Hillsborough, NCDOT have plan to help Churton St. traffic flow
Big changes could transform the town’s critical South Churton Street corridor over the next decade, giving people more ways to get around, visit and live in Hillsborough – instead of sitting in traffic.
The town has been working with the N.C. Department of Transportation for years on a plan for improving Churton Street, which connects the town’s commercial strip and its historic downtown. Traffic slows to a crawl at least twice a day during the week, as commuters drive north to rural homes or south to Chapel Hill and Carrboro.
The plan would expand South Churton Street to four lanes with center turn lanes, and add bike lanes and sidewalks from Interstate 40 to Orange Grove Road.

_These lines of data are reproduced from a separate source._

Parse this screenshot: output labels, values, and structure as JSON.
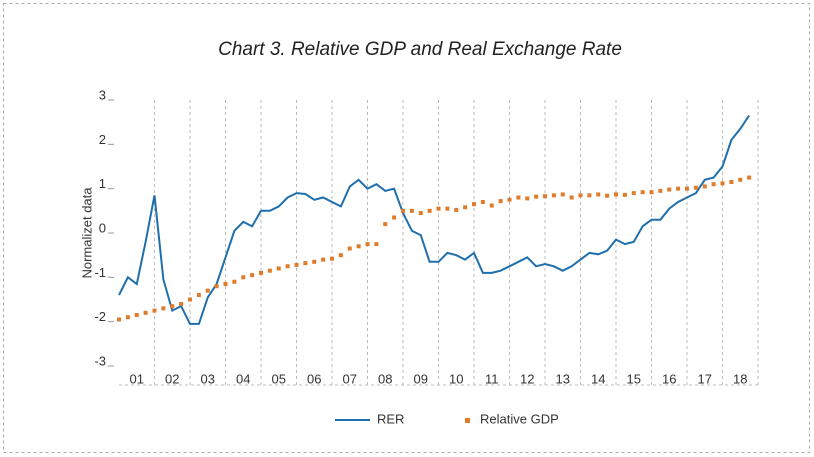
{
  "chart_data": {
    "type": "line",
    "title": "Chart 3. Relative GDP and Real Exchange Rate",
    "y_label": "Normalizet data",
    "x": [
      2001,
      2001.25,
      2001.5,
      2001.75,
      2002,
      2002.25,
      2002.5,
      2002.75,
      2003,
      2003.25,
      2003.5,
      2003.75,
      2004,
      2004.25,
      2004.5,
      2004.75,
      2005,
      2005.25,
      2005.5,
      2005.75,
      2006,
      2006.25,
      2006.5,
      2006.75,
      2007,
      2007.25,
      2007.5,
      2007.75,
      2008,
      2008.25,
      2008.5,
      2008.75,
      2009,
      2009.25,
      2009.5,
      2009.75,
      2010,
      2010.25,
      2010.5,
      2010.75,
      2011,
      2011.25,
      2011.5,
      2011.75,
      2012,
      2012.25,
      2012.5,
      2012.75,
      2013,
      2013.25,
      2013.5,
      2013.75,
      2014,
      2014.25,
      2014.5,
      2014.75,
      2015,
      2015.25,
      2015.5,
      2015.75,
      2016,
      2016.25,
      2016.5,
      2016.75,
      2017,
      2017.25,
      2017.5,
      2017.75,
      2018,
      2018.25,
      2018.5,
      2018.75
    ],
    "xlim": [
      2001,
      2019
    ],
    "xticks": [
      {
        "value": 2001.5,
        "label": "01"
      },
      {
        "value": 2002.5,
        "label": "02"
      },
      {
        "value": 2003.5,
        "label": "03"
      },
      {
        "value": 2004.5,
        "label": "04"
      },
      {
        "value": 2005.5,
        "label": "05"
      },
      {
        "value": 2006.5,
        "label": "06"
      },
      {
        "value": 2007.5,
        "label": "07"
      },
      {
        "value": 2008.5,
        "label": "08"
      },
      {
        "value": 2009.5,
        "label": "09"
      },
      {
        "value": 2010.5,
        "label": "10"
      },
      {
        "value": 2011.5,
        "label": "11"
      },
      {
        "value": 2012.5,
        "label": "12"
      },
      {
        "value": 2013.5,
        "label": "13"
      },
      {
        "value": 2014.5,
        "label": "14"
      },
      {
        "value": 2015.5,
        "label": "15"
      },
      {
        "value": 2016.5,
        "label": "16"
      },
      {
        "value": 2017.5,
        "label": "17"
      },
      {
        "value": 2018.5,
        "label": "18"
      }
    ],
    "ylim": [
      -3,
      3
    ],
    "yticks": [
      -3,
      -2,
      -1,
      0,
      1,
      2,
      3
    ],
    "grid": true,
    "legend": "bottom",
    "series": [
      {
        "name": "RER",
        "color": "#1f6fad",
        "style": "line",
        "values": [
          -1.4,
          -1.0,
          -1.15,
          -0.2,
          0.85,
          -1.05,
          -1.75,
          -1.65,
          -2.05,
          -2.05,
          -1.45,
          -1.15,
          -0.55,
          0.05,
          0.25,
          0.15,
          0.5,
          0.5,
          0.6,
          0.8,
          0.9,
          0.88,
          0.75,
          0.8,
          0.7,
          0.6,
          1.05,
          1.2,
          1.0,
          1.1,
          0.95,
          1.0,
          0.45,
          0.05,
          -0.05,
          -0.65,
          -0.65,
          -0.45,
          -0.5,
          -0.6,
          -0.45,
          -0.9,
          -0.9,
          -0.85,
          -0.75,
          -0.65,
          -0.55,
          -0.75,
          -0.7,
          -0.75,
          -0.85,
          -0.75,
          -0.6,
          -0.45,
          -0.48,
          -0.4,
          -0.15,
          -0.25,
          -0.2,
          0.15,
          0.3,
          0.3,
          0.55,
          0.7,
          0.8,
          0.9,
          1.2,
          1.25,
          1.5,
          2.1,
          2.35,
          2.65
        ]
      },
      {
        "name": "Relative GDP",
        "color": "#e07b2a",
        "style": "dots",
        "values": [
          -1.95,
          -1.9,
          -1.85,
          -1.8,
          -1.75,
          -1.7,
          -1.65,
          -1.6,
          -1.5,
          -1.4,
          -1.3,
          -1.2,
          -1.15,
          -1.1,
          -1.0,
          -0.95,
          -0.9,
          -0.85,
          -0.8,
          -0.75,
          -0.72,
          -0.68,
          -0.65,
          -0.6,
          -0.58,
          -0.5,
          -0.35,
          -0.3,
          -0.25,
          -0.25,
          0.2,
          0.35,
          0.5,
          0.5,
          0.45,
          0.5,
          0.55,
          0.55,
          0.52,
          0.58,
          0.65,
          0.7,
          0.62,
          0.72,
          0.75,
          0.8,
          0.78,
          0.82,
          0.83,
          0.85,
          0.87,
          0.8,
          0.85,
          0.85,
          0.87,
          0.84,
          0.87,
          0.86,
          0.9,
          0.92,
          0.92,
          0.95,
          0.98,
          1.0,
          1.0,
          1.02,
          1.05,
          1.1,
          1.12,
          1.15,
          1.2,
          1.25
        ]
      }
    ]
  }
}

A separate project would update the Interstate 85 interchange at South Churton Street.
The road widening won’t fix problems downtown, but it and other projects will help bring changes envisioned in a 2006 plan for the town’s commercial strip, said Margaret Hauth, planning director and assistant town manager.

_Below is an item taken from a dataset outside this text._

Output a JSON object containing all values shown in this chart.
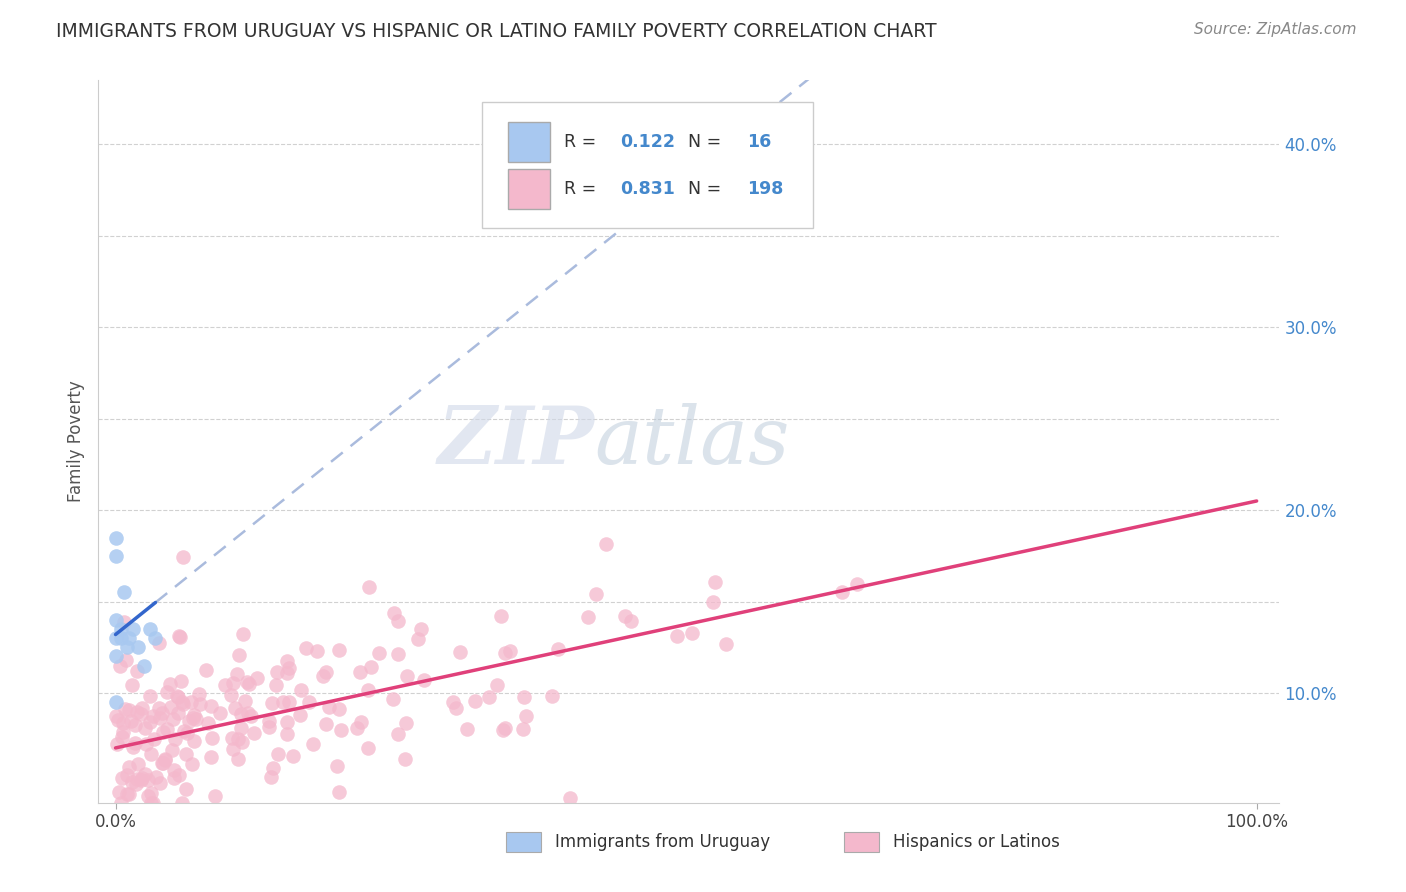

“We want it to be a commercial corridor, but we also want it where people can safely walk and bike if they choose to,” Hauth said.
Planners have acknowledged traffic still could bottleneck at the Eno River Bridge, but historic homes and buildings only leave enough room for two lanes through downtown. (A plan to build a bypass around downtown using Elizabeth Brady Road was dropped in 2010.)
“You’re not going to see the buildings come right up to the edge of Churton Street,” Hauth said, noting it won’t look like the East 54 development in Chapel Hill. “We want a little
bit more green space, push the buildings back a little bit, get people onto the site, and then the sites themselves will look more urban and be more interconnected.”
The public will get its first look at the plan Tuesday, Jan. 8, during a dropin meeting at Hillsborough’s Town Hall Annex board room on East Corbin Street. Materials also are at ncdot.gov/news/ public-meetings, although Hauth said the information is very preliminary.